Before we finish the hyperparameter optimization task, there is an optional (but recommended) step. To make sure the selected hyperparameters generalize well (i.e. are not overfitted to the test set), we will perform an extra grid search but this time using a (stratified) 10-fold cross-validation. From what we saw from the previous grid search, the “santion”(p) hyperparameter doesn’t seem to have a real impact on performance, so this time we will set p = 1.1 when performing the grid search, that is:

(pyss3) >>> grid_search datasets/movie_review/train 10-fold -s r(.2,.8,6) -l r(.1,2,6) -p 1.1

This grid search will take about 40 minutes to complete, I know, it may seem like a lot but remember that, since we are using 10-fold cross-validation, for each hyperparameter value combination we have to train and test the model 10 times!

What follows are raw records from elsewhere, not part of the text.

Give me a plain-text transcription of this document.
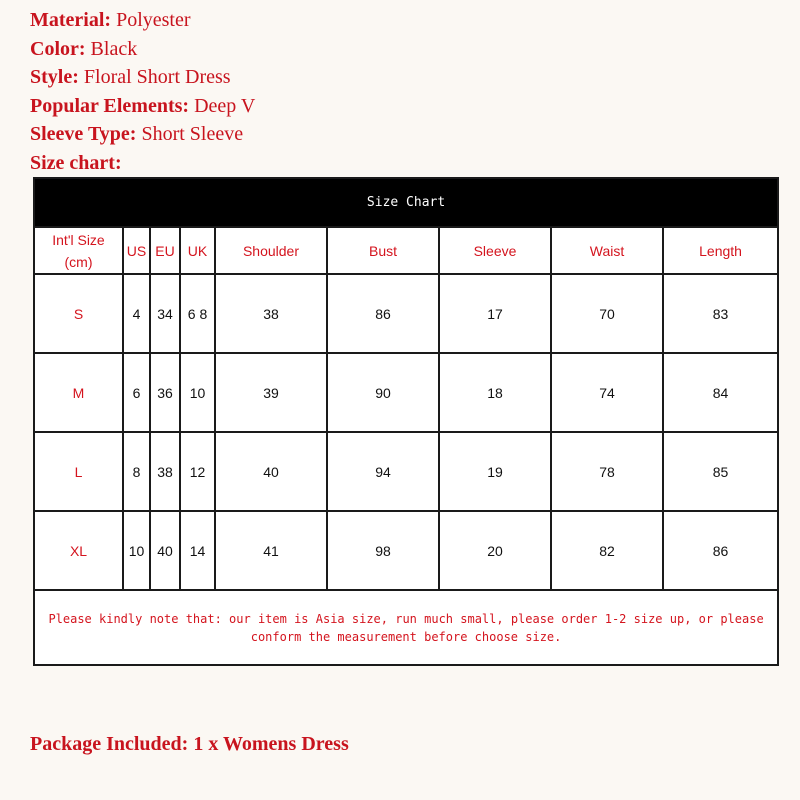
Material: Polyester
Color: Black
Style: Floral Short Dress
Popular Elements: Deep V
Sleeve Type: Short Sleeve
Size chart:
Size Chart								
Int'l Size
(cm)	US	EU	UK	Shoulder	Bust	Sleeve	Waist	Length
S	4	34	6 8	38	86	17	70	83
M	6	36	10	39	90	18	74	84
L	8	38	12	40	94	19	78	85
XL	10	40	14	41	98	20	82	86
Please kindly note that: our item is Asia size, run much small, please order 1-2 size up, or please conform the measurement before choose size.								
Package Included: 1 x Womens Dress
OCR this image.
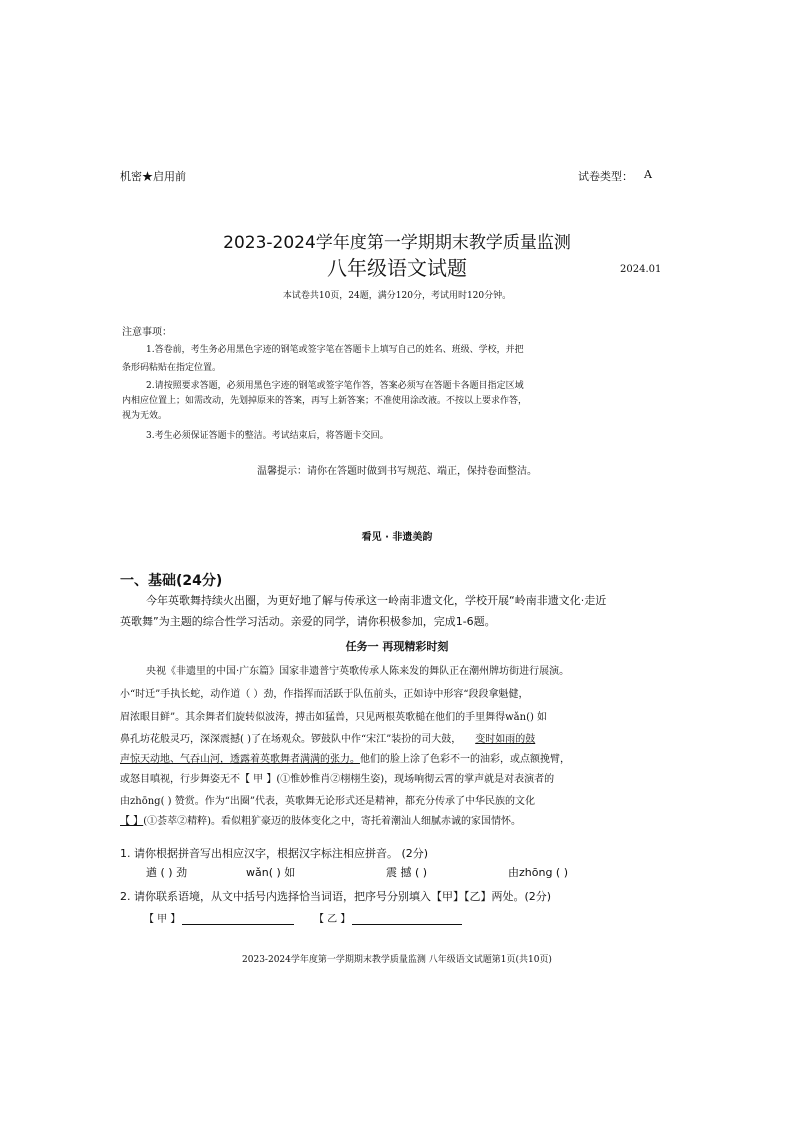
机密★启用前	试卷类型： A
2023-2024学年度第一学期期末教学质量监测
八年级语文试题	2024.01
本试卷共10页，24题，满分120分，考试用时120分钟。
注意事项：
1.答卷前，考生务必用黑色字迹的钢笔或签字笔在答题卡上填写自己的姓名、班级、学校，并把
条形码粘贴在指定位置。
2.请按照要求答题，必须用黑色字迹的钢笔或签字笔作答，答案必须写在答题卡各题目指定区域
内相应位置上；如需改动，先划掉原来的答案，再写上新答案；不准使用涂改液。不按以上要求作答，
视为无效。
3.考生必须保证答题卡的整洁。考试结束后，将答题卡交回。
温馨提示：请你在答题时做到书写规范、端正，保持卷面整洁。
看见 · 非遗美韵
一、基础(24分)
今年英歌舞持续火出圈，为更好地了解与传承这一岭南非遗文化，学校开展“岭南非遗文化·走近
英歌舞”为主题的综合性学习活动。亲爱的同学，请你积极参加，完成1-6题。
任务一 再现精彩时刻
央视《非遗里的中国·广东篇》国家非遗普宁英歌传承人陈来发的舞队正在潮州牌坊街进行展演。
小“时迁”手执长蛇，动作道（ ）劲，作指挥而活跃于队伍前头，正如诗中形容“段段拿魁健，
眉浓眼目鲜”。其余舞者们旋转似波涛，搏击如猛兽，只见两根英歌槌在他们的手里舞得wǎn() 如
鼻孔坊花般灵巧，深深震撼( )了在场观众。锣鼓队中作“宋江”装扮的司大鼓， 变时如雨的鼓
声惊天动地、气吞山河，透露着英歌舞者满满的张力。他们的脸上涂了色彩不一的油彩，或点额挽臂，
或怒目嗔视，行步舞姿无不【 甲 】(①惟妙惟肖②栩栩生姿)，现场响彻云霄的掌声就是对表演者的
由zhōng( ) 赞赏。作为“出圈”代表，英歌舞无论形式还是精神，都充分传承了中华民族的文化
【 】(①荟萃②精粹)。看似粗犷豪迈的肢体变化之中，寄托着潮汕人细腻赤诚的家国情怀。
1. 请你根据拼音写出相应汉字，根据汉字标注相应拼音。 (2分)
遒 ( ) 劲	wǎn( ) 如	震 撼 ( )	由zhōng ( )
2. 请你联系语境，从文中括号内选择恰当词语，把序号分别填入【甲】【乙】两处。(2分)
【 甲 】	【 乙 】
2023-2024学年度第一学期期末教学质量监测 八年级语文试题第1页(共10页)
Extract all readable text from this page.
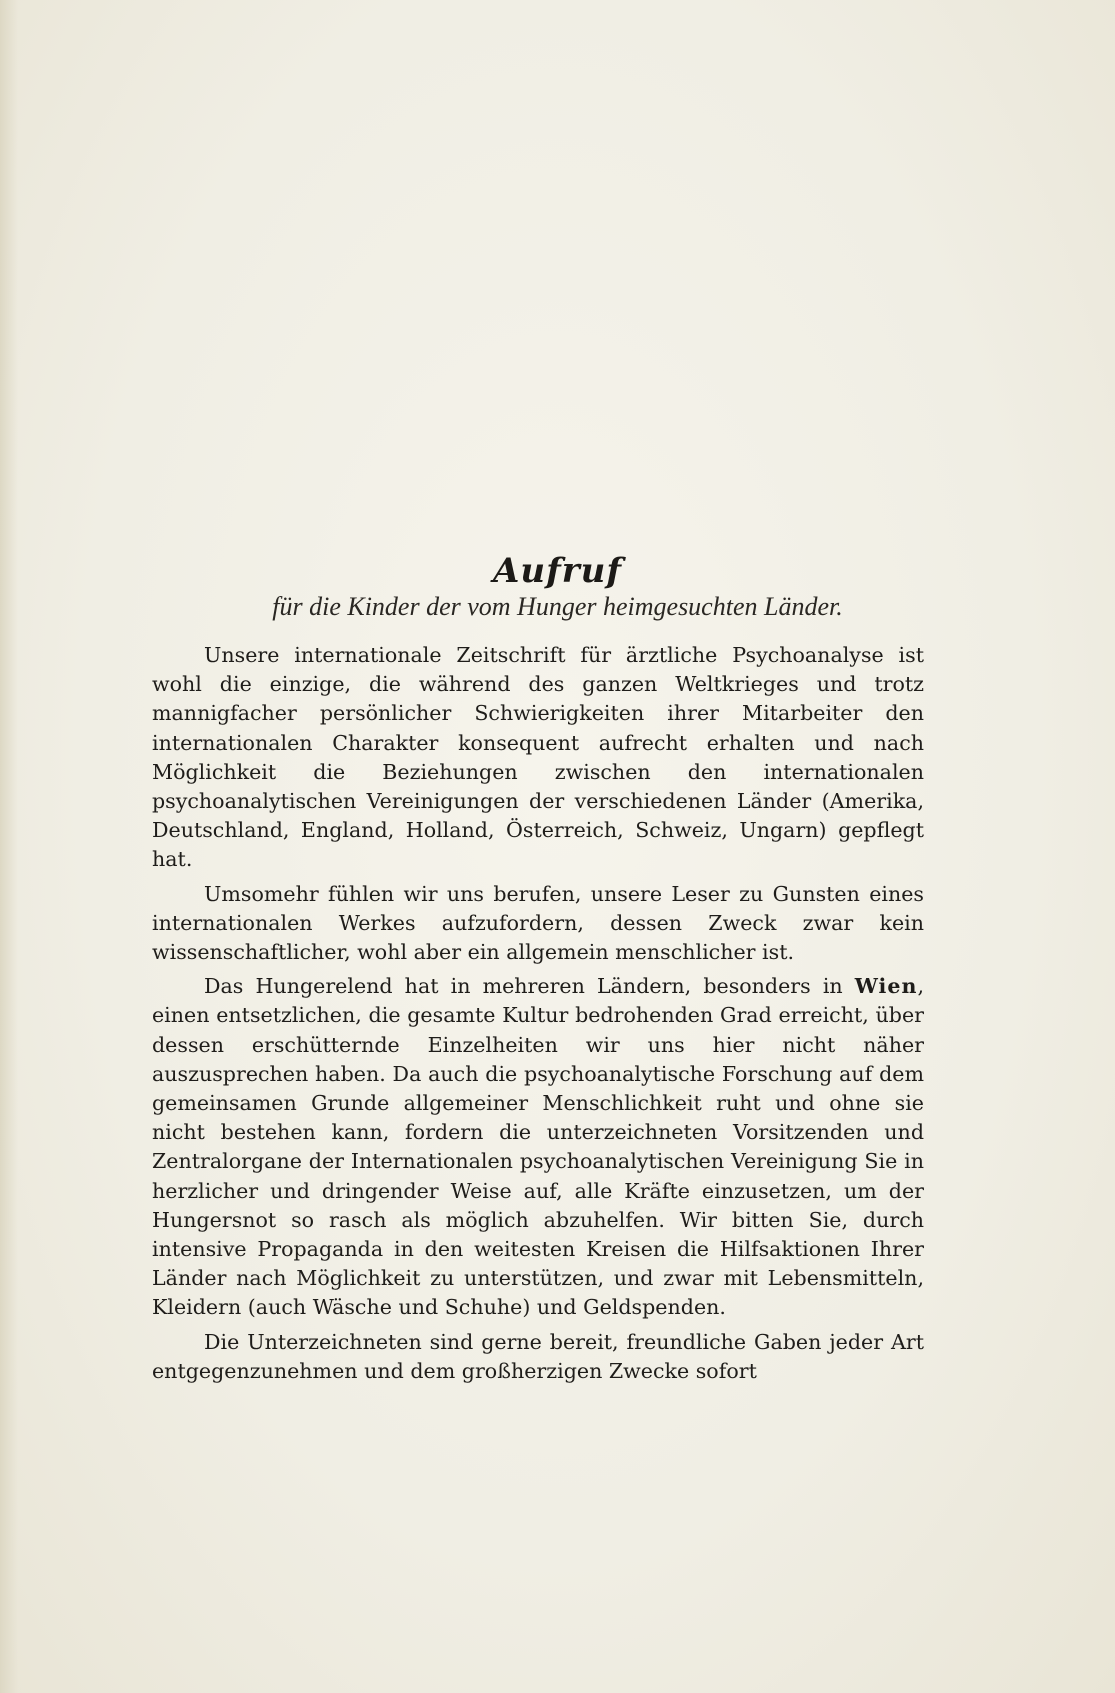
Aufruf
für die Kinder der vom Hunger heimgesuchten Länder.

Unsere internationale Zeitschrift für ärztliche Psychoanalyse ist wohl die einzige, die während des ganzen Weltkrieges und trotz mannigfacher persönlicher Schwierigkeiten ihrer Mitarbeiter den internationalen Charakter konsequent aufrecht erhalten und nach Möglichkeit die Beziehungen zwischen den internationalen psychoanalytischen Vereinigungen der verschiedenen Länder (Amerika, Deutschland, England, Holland, Österreich, Schweiz, Ungarn) gepflegt hat.

Umsomehr fühlen wir uns berufen, unsere Leser zu Gunsten eines internationalen Werkes aufzufordern, dessen Zweck zwar kein wissenschaftlicher, wohl aber ein allgemein menschlicher ist.

Das Hungerelend hat in mehreren Ländern, besonders in Wien, einen entsetzlichen, die gesamte Kultur bedrohenden Grad erreicht, über dessen erschütternde Einzelheiten wir uns hier nicht näher auszusprechen haben. Da auch die psychoanalytische Forschung auf dem gemeinsamen Grunde allgemeiner Menschlichkeit ruht und ohne sie nicht bestehen kann, fordern die unterzeichneten Vorsitzenden und Zentralorgane der Internationalen psychoanalytischen Vereinigung Sie in herzlicher und dringender Weise auf, alle Kräfte einzusetzen, um der Hungersnot so rasch als möglich abzuhelfen. Wir bitten Sie, durch intensive Propaganda in den weitesten Kreisen die Hilfsaktionen Ihrer Länder nach Möglichkeit zu unterstützen, und zwar mit Lebensmitteln, Kleidern (auch Wäsche und Schuhe) und Geldspenden.

Die Unterzeichneten sind gerne bereit, freundliche Gaben jeder Art entgegenzunehmen und dem großherzigen Zwecke sofort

When the search is over, use once again the plot command:

(pyss3) >>> plot evaluations

Now, using the options panel change the path to the one we used for this last grid search (“datasets/movie_review/train”), as shown in the following image:

../_images/movie_review_evaluations_kfold_op.png

Fortunately, the same point we have previously selected has also the best performance here:

../_images/movie_review_evaluations_kfold.png

Note that all the 10 confusion matrices looks really well and consistent, that means that this configuration performed consistently well across the 10 different folds! this means we can use the selected hyperparameter values (s=0.44, l=0.48 and p=1.1) safely.